Lileks:
The Piccadilly was knocked down for the Marriott Marquis, which is really one hell of a hotel. I stayed there for a week; loved the rooms and the hotel and the location, but I absolutely hated the glass elevators. Practically had to huff a bag of laughing gas to get on the things.
It's a problem with Marriotts in general. The large atrium with the glass 'vators seems to be a trademark. I hate them. They don't seem to take into account the acrophobes among us.
I like flying in light planes and watching the scenery. It amazed me how I reacted to a glass elevator a few years back. By the time we reached the top, I was against the back wall.
Yes, there's a huge difference between flying and standing on a high structure, that non-acrophobes don't understand.
And it's a purely psychological issue. I trust nature, but I don't trust artifice, even though I'm an engineer, and rationally know that it has been designed to be safe.

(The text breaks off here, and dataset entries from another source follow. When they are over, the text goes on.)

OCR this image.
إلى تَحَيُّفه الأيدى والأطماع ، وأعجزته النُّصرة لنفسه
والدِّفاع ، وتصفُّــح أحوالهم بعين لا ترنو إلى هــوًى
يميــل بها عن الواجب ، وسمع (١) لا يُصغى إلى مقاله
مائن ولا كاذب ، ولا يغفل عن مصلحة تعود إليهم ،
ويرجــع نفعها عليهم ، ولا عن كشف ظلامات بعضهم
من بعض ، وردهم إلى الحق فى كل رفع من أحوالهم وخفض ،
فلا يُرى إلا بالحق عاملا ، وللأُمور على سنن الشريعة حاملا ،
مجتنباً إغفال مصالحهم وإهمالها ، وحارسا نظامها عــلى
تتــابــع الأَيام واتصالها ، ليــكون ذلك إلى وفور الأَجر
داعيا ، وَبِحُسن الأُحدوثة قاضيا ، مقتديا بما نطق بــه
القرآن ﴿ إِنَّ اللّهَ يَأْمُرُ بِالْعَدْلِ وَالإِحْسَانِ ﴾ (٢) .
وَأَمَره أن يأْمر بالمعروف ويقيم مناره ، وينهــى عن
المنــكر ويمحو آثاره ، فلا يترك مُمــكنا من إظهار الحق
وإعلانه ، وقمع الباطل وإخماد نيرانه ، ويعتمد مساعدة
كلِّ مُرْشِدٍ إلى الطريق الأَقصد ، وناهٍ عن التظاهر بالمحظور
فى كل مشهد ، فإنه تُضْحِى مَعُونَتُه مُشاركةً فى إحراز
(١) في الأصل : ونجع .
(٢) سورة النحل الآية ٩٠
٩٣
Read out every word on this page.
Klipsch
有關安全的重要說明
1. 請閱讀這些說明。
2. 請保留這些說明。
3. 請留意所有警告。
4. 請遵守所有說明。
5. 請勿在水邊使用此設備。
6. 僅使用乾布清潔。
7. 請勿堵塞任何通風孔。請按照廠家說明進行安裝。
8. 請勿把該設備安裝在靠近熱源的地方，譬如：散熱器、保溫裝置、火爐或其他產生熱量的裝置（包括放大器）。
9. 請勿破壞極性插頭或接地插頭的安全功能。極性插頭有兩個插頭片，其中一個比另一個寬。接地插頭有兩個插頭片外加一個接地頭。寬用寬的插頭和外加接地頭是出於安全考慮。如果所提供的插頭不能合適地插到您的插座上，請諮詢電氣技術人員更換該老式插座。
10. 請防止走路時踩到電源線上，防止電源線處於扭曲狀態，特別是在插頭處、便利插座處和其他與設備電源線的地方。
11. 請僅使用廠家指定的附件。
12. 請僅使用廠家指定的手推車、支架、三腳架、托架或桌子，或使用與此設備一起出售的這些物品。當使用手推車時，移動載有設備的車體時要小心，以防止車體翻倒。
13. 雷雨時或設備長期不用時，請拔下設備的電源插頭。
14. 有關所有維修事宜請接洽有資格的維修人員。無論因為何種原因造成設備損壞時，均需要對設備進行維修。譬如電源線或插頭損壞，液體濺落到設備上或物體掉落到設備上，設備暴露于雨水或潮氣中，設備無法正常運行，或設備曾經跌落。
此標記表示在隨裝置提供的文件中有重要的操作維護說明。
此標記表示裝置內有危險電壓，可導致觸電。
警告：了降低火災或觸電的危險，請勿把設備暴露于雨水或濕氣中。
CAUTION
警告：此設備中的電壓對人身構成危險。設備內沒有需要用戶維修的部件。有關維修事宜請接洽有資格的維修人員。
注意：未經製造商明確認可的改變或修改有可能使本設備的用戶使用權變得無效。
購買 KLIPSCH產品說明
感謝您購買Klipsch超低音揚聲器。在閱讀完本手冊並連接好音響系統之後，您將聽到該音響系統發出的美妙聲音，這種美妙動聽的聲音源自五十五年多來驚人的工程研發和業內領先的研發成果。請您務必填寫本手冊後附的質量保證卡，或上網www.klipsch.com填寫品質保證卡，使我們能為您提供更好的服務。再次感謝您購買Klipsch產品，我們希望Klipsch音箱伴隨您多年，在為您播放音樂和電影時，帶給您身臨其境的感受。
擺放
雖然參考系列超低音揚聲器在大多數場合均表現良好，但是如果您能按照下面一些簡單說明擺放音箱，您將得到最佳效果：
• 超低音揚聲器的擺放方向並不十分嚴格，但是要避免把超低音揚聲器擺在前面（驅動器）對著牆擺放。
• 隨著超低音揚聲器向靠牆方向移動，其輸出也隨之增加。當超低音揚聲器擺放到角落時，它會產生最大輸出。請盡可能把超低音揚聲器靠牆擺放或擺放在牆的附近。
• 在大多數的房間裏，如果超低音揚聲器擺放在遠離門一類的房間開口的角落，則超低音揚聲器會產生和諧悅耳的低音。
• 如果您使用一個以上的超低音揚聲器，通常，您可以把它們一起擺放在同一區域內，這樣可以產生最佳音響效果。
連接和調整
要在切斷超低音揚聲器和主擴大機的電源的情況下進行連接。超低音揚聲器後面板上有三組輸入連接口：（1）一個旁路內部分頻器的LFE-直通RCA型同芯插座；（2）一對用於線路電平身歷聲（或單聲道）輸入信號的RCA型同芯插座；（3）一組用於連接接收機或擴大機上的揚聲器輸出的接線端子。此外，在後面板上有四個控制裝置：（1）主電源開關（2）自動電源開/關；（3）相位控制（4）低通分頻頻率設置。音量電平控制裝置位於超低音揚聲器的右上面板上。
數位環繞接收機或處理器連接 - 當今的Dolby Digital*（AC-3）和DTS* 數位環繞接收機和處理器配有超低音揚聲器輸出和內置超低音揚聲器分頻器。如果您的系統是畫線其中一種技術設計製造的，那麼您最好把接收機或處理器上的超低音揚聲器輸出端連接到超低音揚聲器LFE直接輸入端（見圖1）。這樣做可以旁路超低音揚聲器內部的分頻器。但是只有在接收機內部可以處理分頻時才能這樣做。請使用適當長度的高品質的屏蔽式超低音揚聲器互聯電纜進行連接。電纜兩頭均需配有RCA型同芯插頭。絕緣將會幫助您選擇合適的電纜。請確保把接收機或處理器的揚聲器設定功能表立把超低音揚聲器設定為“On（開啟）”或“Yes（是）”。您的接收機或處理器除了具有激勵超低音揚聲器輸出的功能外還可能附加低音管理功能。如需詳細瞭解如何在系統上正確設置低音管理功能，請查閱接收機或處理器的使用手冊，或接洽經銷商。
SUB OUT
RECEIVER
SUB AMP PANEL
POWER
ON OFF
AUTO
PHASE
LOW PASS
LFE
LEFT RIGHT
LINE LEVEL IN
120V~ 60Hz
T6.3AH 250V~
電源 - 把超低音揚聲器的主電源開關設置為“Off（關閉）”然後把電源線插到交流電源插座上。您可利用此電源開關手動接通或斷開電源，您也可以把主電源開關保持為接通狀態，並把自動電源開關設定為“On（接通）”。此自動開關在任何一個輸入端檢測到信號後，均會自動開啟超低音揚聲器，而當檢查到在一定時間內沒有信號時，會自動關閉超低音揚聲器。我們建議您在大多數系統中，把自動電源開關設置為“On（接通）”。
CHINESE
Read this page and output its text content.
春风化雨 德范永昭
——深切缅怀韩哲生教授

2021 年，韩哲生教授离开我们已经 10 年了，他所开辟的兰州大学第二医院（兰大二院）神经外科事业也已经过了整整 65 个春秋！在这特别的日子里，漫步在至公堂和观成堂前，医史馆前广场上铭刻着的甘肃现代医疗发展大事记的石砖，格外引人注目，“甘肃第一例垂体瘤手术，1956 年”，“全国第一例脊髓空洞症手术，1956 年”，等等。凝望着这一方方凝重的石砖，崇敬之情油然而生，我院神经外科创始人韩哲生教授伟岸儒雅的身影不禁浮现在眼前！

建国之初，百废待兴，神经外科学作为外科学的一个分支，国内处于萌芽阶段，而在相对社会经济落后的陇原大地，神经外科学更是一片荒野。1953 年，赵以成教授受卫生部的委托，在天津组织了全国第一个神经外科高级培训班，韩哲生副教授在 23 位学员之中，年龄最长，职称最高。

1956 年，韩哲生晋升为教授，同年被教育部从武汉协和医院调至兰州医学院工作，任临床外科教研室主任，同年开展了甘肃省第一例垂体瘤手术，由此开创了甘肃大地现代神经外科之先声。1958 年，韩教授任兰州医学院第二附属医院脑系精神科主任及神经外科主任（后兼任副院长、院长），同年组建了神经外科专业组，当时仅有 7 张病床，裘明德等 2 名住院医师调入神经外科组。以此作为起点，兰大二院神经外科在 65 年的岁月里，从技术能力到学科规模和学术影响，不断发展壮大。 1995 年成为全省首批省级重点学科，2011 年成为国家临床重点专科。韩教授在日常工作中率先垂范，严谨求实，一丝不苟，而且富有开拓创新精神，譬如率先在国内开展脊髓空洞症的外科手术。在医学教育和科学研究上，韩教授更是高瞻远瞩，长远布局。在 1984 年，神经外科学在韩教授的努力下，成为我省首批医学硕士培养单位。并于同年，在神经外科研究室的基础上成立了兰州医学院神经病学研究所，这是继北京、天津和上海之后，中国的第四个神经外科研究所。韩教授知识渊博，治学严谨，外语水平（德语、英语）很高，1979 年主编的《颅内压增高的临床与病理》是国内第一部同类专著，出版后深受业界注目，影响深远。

I can climb a mountain, but I'd never do a vertical rock climb with ropes.
I think it has to do with perspective. If your standing in a glass elevator, you're looking at the ground going away and you have no control. Climbing a mountain is easy because the ground is right there under your feet and you have control. Climbing with ropes there is little ground beneath you. I crossed the bridge behind the castle in Germany that inspired disney (Neuschwanstein (sp?)) and the bridge had gaps between the boards. That was really tough for some reason. Probably because the planks were not natural and I could see the gorge below me...no control.
What I can't stand is that sudden urge as you come to a ledge or precarious perch that feels almost like you are going to impulsively jump off. It is not a feeling of I'm going to fall as more of a feeling that you are going to suddenly lurch over the edge.
Knowing a bit more about anatomy now I understand that the flight or fight mechanisms are kicking in. I just keep reminding myself that these feelings are merely chemical precursors that I have no direct control over and that I should take a deep breathe and enjoy the view.
I have exactly the same response as Josh, the good thing is it wears off with familiarity, the bad is that the confidence is very localized to exactly the places you've grown somewhat comfortable with.
The real trouble is that it isn't just triggered by me, I can get really antsy and worried watching someone else in a similar place/situation. And for some locations my instinctual "safe zone" is several meters from the ledge.